The economic research indicates other problems that can interfere with sellers’ achieving maximum revenue. Chief among these, from racing’s point of view, is collusion, as when several buyers combine to bid together, or when a buyer or agent may have a hidden interest in a horse that’s being sold. The latter is prohibited by the sales companies’ conditions of sale and, in Kentucky at least, by law, but it’s an open secret that it still happens. And buyer combinations abound. At this year’s yearling sales, groups like the SF Bloodstock-Starlight-Madaket partnership represented by Donato Lanni, or the West Point-Masiello operation, accounted for a high percentage of the more expensive horses, arguably holding prices down below where they would have been had more independent buyers been in on the action.

So far, we’ve been focusing on the auctions’ ability to produce higher revenue for sellers.

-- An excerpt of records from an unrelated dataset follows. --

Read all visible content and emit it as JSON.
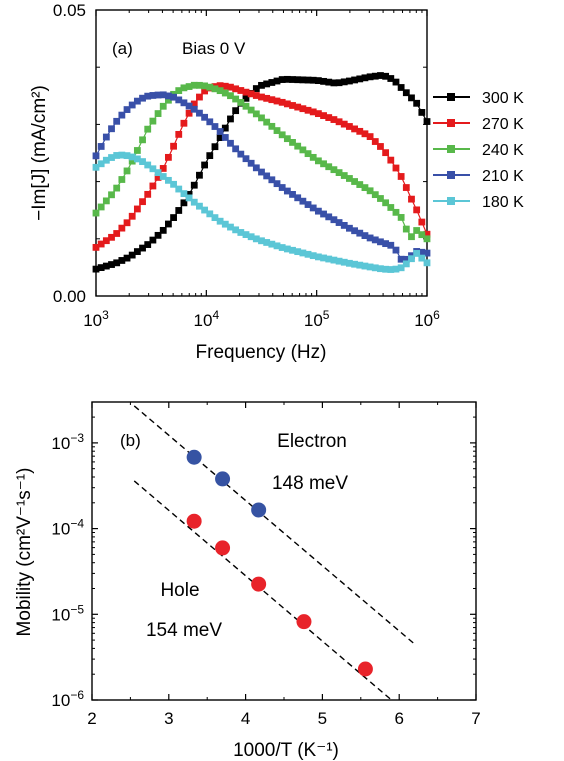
{
  "chart_data": [
    {
      "panel": "(a)",
      "type": "line",
      "annotation": "Bias 0 V",
      "xlabel": "Frequency (Hz)",
      "ylabel": "−Im[J] (mA/cm²)",
      "xscale": "log",
      "xlim": [
        1000,
        1000000
      ],
      "ylim": [
        0,
        0.05
      ],
      "xticks": [
        {
          "base": "10",
          "exp": "3"
        },
        {
          "base": "10",
          "exp": "4"
        },
        {
          "base": "10",
          "exp": "5"
        },
        {
          "base": "10",
          "exp": "6"
        }
      ],
      "yticks": [
        "0.00",
        "0.05"
      ],
      "legend_position": "right",
      "series": [
        {
          "name": "300 K",
          "color": "#000000",
          "x": [
            1000,
            1500,
            2000,
            3000,
            4000,
            5000,
            6000,
            7000,
            8000,
            10000,
            13000,
            16000,
            20000,
            30000,
            50000,
            100000,
            150000,
            200000,
            300000,
            400000,
            500000,
            600000,
            800000,
            1000000
          ],
          "y": [
            0.0047,
            0.0057,
            0.0068,
            0.0091,
            0.0113,
            0.0136,
            0.0157,
            0.0178,
            0.0198,
            0.0235,
            0.0273,
            0.0305,
            0.0335,
            0.0367,
            0.0379,
            0.0377,
            0.0372,
            0.0376,
            0.0383,
            0.0386,
            0.0378,
            0.0362,
            0.0338,
            0.0305
          ]
        },
        {
          "name": "270 K",
          "color": "#e41a1c",
          "x": [
            1000,
            1500,
            2000,
            3000,
            4000,
            5000,
            6000,
            7000,
            8000,
            10000,
            13000,
            16000,
            20000,
            30000,
            50000,
            100000,
            150000,
            200000,
            300000,
            400000,
            500000,
            600000,
            700000,
            800000,
            1000000
          ],
          "y": [
            0.0085,
            0.0107,
            0.0132,
            0.018,
            0.022,
            0.026,
            0.0295,
            0.032,
            0.034,
            0.0362,
            0.0368,
            0.0366,
            0.036,
            0.0349,
            0.0338,
            0.032,
            0.0307,
            0.0296,
            0.028,
            0.0257,
            0.023,
            0.0205,
            0.0175,
            0.0152,
            0.0108
          ]
        },
        {
          "name": "240 K",
          "color": "#58b84a",
          "x": [
            1000,
            1500,
            2000,
            3000,
            4000,
            5000,
            6000,
            8000,
            10000,
            13000,
            16000,
            20000,
            30000,
            50000,
            100000,
            200000,
            300000,
            400000,
            500000,
            600000,
            700000,
            800000,
            1000000
          ],
          "y": [
            0.0145,
            0.0185,
            0.0225,
            0.0295,
            0.033,
            0.0352,
            0.0363,
            0.0369,
            0.0367,
            0.036,
            0.0352,
            0.034,
            0.0315,
            0.028,
            0.0238,
            0.0205,
            0.0185,
            0.0167,
            0.015,
            0.0135,
            0.01,
            0.0115,
            0.01
          ]
        },
        {
          "name": "210 K",
          "color": "#3950a8",
          "x": [
            1000,
            1300,
            1600,
            2000,
            2500,
            3000,
            4000,
            5000,
            6000,
            8000,
            10000,
            13000,
            16000,
            20000,
            30000,
            50000,
            100000,
            200000,
            300000,
            400000,
            500000,
            600000,
            700000,
            800000,
            1000000
          ],
          "y": [
            0.0245,
            0.0285,
            0.031,
            0.033,
            0.0344,
            0.035,
            0.0352,
            0.0348,
            0.034,
            0.0325,
            0.031,
            0.029,
            0.027,
            0.025,
            0.022,
            0.0188,
            0.015,
            0.0118,
            0.0102,
            0.0093,
            0.0087,
            0.006,
            0.0068,
            0.0078,
            0.0075
          ]
        },
        {
          "name": "180 K",
          "color": "#5bc6d6",
          "x": [
            1000,
            1300,
            1600,
            2000,
            2500,
            3000,
            4000,
            5000,
            6000,
            8000,
            10000,
            13000,
            16000,
            20000,
            30000,
            50000,
            100000,
            200000,
            300000,
            400000,
            500000,
            600000,
            700000,
            800000,
            1000000
          ],
          "y": [
            0.0225,
            0.024,
            0.0247,
            0.0245,
            0.0238,
            0.0228,
            0.021,
            0.0196,
            0.0182,
            0.0162,
            0.0148,
            0.0132,
            0.0122,
            0.0112,
            0.0098,
            0.0084,
            0.0069,
            0.0057,
            0.0051,
            0.0047,
            0.0046,
            0.005,
            0.0062,
            0.0075,
            0.0058
          ]
        }
      ]
    },
    {
      "panel": "(b)",
      "type": "scatter",
      "xlabel": "1000/T (K⁻¹)",
      "ylabel": "Mobility (cm²V⁻¹s⁻¹)",
      "yscale": "log",
      "xlim": [
        2,
        7
      ],
      "ylim": [
        1e-06,
        0.003
      ],
      "xticks": [
        "2",
        "3",
        "4",
        "5",
        "6",
        "7"
      ],
      "yticks": [
        {
          "base": "10",
          "exp": "-6"
        },
        {
          "base": "10",
          "exp": "-5"
        },
        {
          "base": "10",
          "exp": "-4"
        },
        {
          "base": "10",
          "exp": "-3"
        }
      ],
      "series": [
        {
          "name": "Electron",
          "energy": "148 meV",
          "color": "#3653a3",
          "x": [
            3.33,
            3.7,
            4.17
          ],
          "y": [
            0.00068,
            0.00038,
            0.000165
          ],
          "fit_x": [
            2.55,
            6.2
          ],
          "fit_y": [
            0.0027,
            4.5e-06
          ]
        },
        {
          "name": "Hole",
          "energy": "154 meV",
          "color": "#e8232a",
          "x": [
            3.33,
            3.7,
            4.17,
            4.76,
            5.56
          ],
          "y": [
            0.000122,
            5.95e-05,
            2.25e-05,
            8.2e-06,
            2.3e-06
          ],
          "fit_x": [
            2.55,
            5.9
          ],
          "fit_y": [
            0.00036,
            1e-06
          ]
        }
      ]
    }
  ]
}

How about buyers? How do thoroughbred auctions rate at ensuring buyers won’t suffer the “winner’s curse”?  The archetypal example of the winner’s curse is a purchase that turns out to be worth a lot less than the winning bidder paid for it. Sadly, that’s almost guaranteed in thoroughbred sales, at least if one looks only at the economics of the sale. Going back to 2006, when Demi O’Byrne, representing the Coolmore juggernaut of Ireland, and John Ferguson, bidding for the absurdly wealthy Sheikh Mohammed of Dubai, pushed the price of The Green Money to $16 million at the Fasig-Tipton two-year-old sale at Calder, sales toppers have rarely if ever paid for themselves on the race track and only very occasionally as stallion or broodmare prospects.That goes for lower priced horses as well.  Most race horses don’t earn back on the track even what it costs to keep them in training, much less their original purchase price. But that’s an almost inevitable result of an auction where bidders’ private values will necessarily be spread across a wide range. And, even if a horse loses money in the long run, the buyer may have psychological satisfactions – the satisfaction of owning a racehorse, the thrill of the winner’s circle – that aren’t accounted for very well in the purely financial calculations that economists favor.

One last suggestion from the Nobel Prize winners’ work: make reserve prices as realistic as possible. When they’re too low, buyers can get too much of a bargain. When they’re too high, too many lots go unsold. If you look at the sales results, you’ll see that a number of horses are listed as sold “PS” or post-sale. That means that a horse failed to meet its reserve in the auction ring and then a prospective buyer took a walk to the barn or phoned the consignor and offered something less than the reserve price, whereupon the consignor decided it was better to sell the horse for a little less than to take it home and try their luck on the race track or look for a private sale. Buyers have always done this sort of post-auction haggling, but the recent inclusion of these sales in the published results makes the auction information more complete and thus strengthens the auction from an economic theory point of view.

So, how would the Nobel Prize Professors Wilson and Milgrom rate thoroughbred auctions? Some improvements possible in providing information and suppressing collusion, but overall, at least a solid B+, and maybe even an A-. This is one area where our industry is doing pretty well.